Cependant, l’horreur a franchi un nouveau palier le 14 décembre dernier, lorsqu’un jeune homme s’est introduit dans une école primaire de la ville de Newtown et a ouvert le feu, tuant 20 enfants et 6 adultes, avant d’être lui-même abattu. Devant un tel déferlement de haine, on a assisté aux mécanismes tristement habituels pour des drames pareils : le choc d’abord, puis l’incompréhension et la colère. Comment est-il possible, comment est-ce humainement imaginable, qu’un fou se procure des armes et s’en aille tuer des enfants, librement, comme si de rien n’était ? Au milieu de l’émotion et des quelques larmes échappées par Barack Obama devant les télévisions du monde entier, c’est donc un sempiternel débat qui s’est rouvert aux Etats-Unis : la régulation des armes à feu.

Et en matières d’armes à feu, l’actuel gouvernement a trouvé un interlocuteur de choix avec la très puissante NRA (National Rifle Association), lobby regroupant 4,3 millions d’adhérents, dont certains illustres comme Ulysse Grant ou bien encore George Bush père et fils), qui défend les intérêts du marché des armes à feu. Marché très profitable par ailleurs, puisque les ventes sont passées de 8 millions d’unité en 2002, à 16 millions de pistolets et autres armes légères vendues en 2011, générant 7 milliards de dollars de chiffre d’affaire chaque année. Dans cette optique, la NRA, à travers son influence très largement républicaine, s’évertue à couler chaque initiative du gouvernement en matière de régulation, se réfugiant derrière le Second Amendement de la Constitution des Etats-Unis de 1791 qui exprime l’idée selon laquelle « Une milice bien organisée étant nécessaire à la sécurité d’un État libre, le droit qu’a le peuple de détenir et de porter des armes ne sera pas transgressé ».

Mais depuis quelques temps, cet argument ne suffit plus, et le lobby a donc développé une grande politique de communication, en combattant le feu par le feu à travers une logique imparable. Traduction : la solution aux tueries et aux problèmes d’armes est d’introduire encore plus d’armes à feu. « La seule chose qui peut arrêter un « bad guy » avec un arme, c’est un « good guy » avec une arme nous résume si bien le porte-parole de la NRA. Croyez-le ou non : ça marche ! Avec cette argumentation, la NRA a remporté plusieurs victoires significatives devant les tribunaux, la plus importante étant la décision de 2008 de la Cour suprême déniant à la ville de Washington le droit d’interdire les armes de poing sur son territoire.

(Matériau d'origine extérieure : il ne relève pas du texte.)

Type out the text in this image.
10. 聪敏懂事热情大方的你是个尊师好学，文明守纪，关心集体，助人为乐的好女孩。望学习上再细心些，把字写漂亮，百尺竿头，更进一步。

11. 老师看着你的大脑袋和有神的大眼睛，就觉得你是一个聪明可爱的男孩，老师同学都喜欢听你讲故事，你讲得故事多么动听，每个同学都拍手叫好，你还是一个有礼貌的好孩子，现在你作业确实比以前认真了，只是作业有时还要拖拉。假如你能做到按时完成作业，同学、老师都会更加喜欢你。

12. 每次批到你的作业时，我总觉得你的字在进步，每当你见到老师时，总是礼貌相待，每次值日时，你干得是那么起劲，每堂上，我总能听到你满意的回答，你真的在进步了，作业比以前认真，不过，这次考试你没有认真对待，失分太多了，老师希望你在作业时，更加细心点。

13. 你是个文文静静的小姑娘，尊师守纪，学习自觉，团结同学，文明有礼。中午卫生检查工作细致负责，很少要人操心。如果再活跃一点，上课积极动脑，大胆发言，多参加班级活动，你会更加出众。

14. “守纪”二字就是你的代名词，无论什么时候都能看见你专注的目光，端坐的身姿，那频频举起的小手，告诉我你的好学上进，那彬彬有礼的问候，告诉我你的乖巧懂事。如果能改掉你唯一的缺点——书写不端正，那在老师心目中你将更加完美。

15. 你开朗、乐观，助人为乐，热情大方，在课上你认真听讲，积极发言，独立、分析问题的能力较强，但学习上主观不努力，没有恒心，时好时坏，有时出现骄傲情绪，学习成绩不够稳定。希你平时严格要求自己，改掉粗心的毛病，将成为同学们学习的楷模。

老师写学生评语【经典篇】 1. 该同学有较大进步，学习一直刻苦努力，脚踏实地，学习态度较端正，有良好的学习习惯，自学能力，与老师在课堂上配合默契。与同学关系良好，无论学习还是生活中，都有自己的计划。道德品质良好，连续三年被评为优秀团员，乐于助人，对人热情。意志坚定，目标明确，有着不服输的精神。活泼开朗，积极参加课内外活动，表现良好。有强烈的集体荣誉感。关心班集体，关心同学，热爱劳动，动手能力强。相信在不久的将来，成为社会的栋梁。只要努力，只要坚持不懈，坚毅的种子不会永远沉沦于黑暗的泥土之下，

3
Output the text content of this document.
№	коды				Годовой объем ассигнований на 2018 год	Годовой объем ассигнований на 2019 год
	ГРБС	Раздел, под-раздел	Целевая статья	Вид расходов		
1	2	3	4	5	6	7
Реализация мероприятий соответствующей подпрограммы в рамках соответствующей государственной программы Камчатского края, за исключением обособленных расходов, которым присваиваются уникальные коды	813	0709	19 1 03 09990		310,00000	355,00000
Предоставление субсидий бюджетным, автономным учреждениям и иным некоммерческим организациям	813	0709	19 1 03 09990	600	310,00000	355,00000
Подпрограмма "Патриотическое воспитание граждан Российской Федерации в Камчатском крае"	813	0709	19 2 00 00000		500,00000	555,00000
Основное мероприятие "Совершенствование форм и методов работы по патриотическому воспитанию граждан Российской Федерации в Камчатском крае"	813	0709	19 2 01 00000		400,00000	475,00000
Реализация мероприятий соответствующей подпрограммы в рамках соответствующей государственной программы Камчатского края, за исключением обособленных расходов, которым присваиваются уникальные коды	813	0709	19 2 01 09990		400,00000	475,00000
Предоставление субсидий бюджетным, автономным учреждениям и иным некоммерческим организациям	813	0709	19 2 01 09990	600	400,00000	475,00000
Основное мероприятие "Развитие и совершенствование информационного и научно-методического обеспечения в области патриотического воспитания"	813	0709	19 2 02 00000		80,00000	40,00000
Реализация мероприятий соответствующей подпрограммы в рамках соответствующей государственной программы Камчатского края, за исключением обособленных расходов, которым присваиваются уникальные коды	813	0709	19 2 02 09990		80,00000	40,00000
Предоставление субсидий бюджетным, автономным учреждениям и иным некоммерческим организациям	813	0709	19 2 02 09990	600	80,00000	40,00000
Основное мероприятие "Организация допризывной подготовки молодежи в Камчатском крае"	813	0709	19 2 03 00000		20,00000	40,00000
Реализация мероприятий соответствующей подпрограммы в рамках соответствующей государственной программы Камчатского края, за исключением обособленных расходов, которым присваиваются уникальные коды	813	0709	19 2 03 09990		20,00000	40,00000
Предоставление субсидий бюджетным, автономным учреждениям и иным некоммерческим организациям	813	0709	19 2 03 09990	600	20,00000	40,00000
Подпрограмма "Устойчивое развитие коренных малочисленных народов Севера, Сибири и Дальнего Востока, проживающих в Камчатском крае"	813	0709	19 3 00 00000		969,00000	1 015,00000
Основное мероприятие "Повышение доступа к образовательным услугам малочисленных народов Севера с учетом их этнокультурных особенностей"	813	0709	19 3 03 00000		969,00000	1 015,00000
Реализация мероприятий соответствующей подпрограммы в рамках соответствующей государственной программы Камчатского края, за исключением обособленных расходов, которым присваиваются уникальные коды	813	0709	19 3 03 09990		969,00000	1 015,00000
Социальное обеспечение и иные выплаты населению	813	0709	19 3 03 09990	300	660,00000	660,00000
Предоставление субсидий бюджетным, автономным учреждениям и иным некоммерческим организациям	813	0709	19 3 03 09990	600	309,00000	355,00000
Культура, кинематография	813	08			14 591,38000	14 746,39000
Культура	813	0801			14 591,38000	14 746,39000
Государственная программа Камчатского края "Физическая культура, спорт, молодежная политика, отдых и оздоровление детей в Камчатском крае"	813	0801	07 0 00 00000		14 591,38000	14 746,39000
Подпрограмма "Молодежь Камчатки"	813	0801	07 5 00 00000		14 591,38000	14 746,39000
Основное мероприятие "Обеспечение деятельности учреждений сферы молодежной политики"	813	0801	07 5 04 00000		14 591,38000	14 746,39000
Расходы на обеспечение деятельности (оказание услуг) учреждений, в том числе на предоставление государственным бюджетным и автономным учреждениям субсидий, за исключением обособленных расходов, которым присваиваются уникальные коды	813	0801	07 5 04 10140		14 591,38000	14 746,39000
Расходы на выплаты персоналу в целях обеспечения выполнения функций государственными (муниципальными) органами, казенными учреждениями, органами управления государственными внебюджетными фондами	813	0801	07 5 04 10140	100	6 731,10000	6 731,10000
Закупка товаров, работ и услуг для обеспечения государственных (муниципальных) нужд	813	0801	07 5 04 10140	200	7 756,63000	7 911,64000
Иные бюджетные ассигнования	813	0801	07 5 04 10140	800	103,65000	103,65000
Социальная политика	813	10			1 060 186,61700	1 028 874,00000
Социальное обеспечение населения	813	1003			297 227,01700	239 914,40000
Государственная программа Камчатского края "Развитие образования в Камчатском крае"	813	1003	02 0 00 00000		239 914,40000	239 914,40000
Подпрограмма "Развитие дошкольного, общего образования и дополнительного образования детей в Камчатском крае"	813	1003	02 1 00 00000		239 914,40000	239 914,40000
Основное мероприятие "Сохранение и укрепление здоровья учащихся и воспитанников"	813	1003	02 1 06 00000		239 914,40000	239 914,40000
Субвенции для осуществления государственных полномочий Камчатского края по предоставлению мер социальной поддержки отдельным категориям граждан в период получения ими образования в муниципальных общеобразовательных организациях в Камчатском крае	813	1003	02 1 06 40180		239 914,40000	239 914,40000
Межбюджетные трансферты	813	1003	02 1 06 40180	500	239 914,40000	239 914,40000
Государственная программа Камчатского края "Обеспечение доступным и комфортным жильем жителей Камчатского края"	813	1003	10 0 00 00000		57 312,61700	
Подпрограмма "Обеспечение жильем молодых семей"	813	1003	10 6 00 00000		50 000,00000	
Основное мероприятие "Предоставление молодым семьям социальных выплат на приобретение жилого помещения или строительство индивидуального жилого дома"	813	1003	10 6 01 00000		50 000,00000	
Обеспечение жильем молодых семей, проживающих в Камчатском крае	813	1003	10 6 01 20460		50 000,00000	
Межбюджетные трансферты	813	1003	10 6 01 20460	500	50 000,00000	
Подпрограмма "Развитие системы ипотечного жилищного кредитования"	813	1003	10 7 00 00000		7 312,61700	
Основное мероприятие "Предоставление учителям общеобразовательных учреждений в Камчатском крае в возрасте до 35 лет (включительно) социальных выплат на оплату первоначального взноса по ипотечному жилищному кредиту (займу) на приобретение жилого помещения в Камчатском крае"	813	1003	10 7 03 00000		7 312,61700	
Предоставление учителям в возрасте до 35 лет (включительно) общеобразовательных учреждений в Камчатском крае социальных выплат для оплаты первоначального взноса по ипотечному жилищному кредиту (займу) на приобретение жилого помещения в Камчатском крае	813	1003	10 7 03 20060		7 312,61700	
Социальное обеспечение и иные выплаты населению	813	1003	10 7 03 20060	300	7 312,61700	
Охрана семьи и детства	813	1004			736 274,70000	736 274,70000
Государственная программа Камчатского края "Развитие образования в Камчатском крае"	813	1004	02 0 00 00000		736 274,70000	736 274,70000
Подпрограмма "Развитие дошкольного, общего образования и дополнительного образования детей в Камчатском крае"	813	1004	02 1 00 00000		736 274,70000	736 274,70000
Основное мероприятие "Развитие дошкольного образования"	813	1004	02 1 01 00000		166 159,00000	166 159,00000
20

Ainsi, après la tuerie de Newtown la machine s’est remise en marche : après avoir laissé passer l’orage à travers un silence radio total, la NRA a exprimé son chagrin, en rejetant immédiatement la faute sur le manque d’armes dans les lieux publics, et plus particulièrement les écoles et les universités. Dans cette lignée, le ministre de la justice de l’Arizona, propose de fournir des armes et de former les directeurs d’école qui le souhaitent, deux semaines après la tragédie de Newtown. Plus de 200 universités à travers le pays autorisent déjà le port d’arme dans leur enceinte par un personnel habilité, chose interdite dans encore 21 Etats. Et le lobby ne s’arrête pas en si bon chemin, il va jusqu’à faire marcher le monde à l’envers. En effet, ces derniers jours une pétition circulait pour demander l’expulsion d’un journaliste britannique de CNN qui avait traité de « stupide » un dirigeant de la NRA qui présentait ces arguments lors de son émission.

Il semblerait donc que le futur des Etats-Unis passe par une course à l’armement d’un nouveau genre. Dans cette logique pourquoi ne pas armer des directeurs d’écoles, puis des professeurs, et enfin des écoliers ! La vente de cartables pare-balles s’est envolée depuis quelques jours, tout comme les ventes d’armes. En trois jours ont été vendus autant de chargeurs qu’en trois ans et demi, venant s’ajouter aux 310 millions d’armes actuellement en circulation dans le pays. Seulement quelques jours après la fusillade de Newtown, le 24 décembre, un homme a mis le feu à sa maison à Webster afin de tendre un piège aux pompiers et de pouvoir leur tirer dessus durant leur intervention. Bilan : deux morts et deux blessés. La NRA pourrait bientôt avoir l’idée d’armer les pompiers. Supputation risible mais malheureusement pas irréaliste quand on écoute la rhétorique absurde de l’organisation.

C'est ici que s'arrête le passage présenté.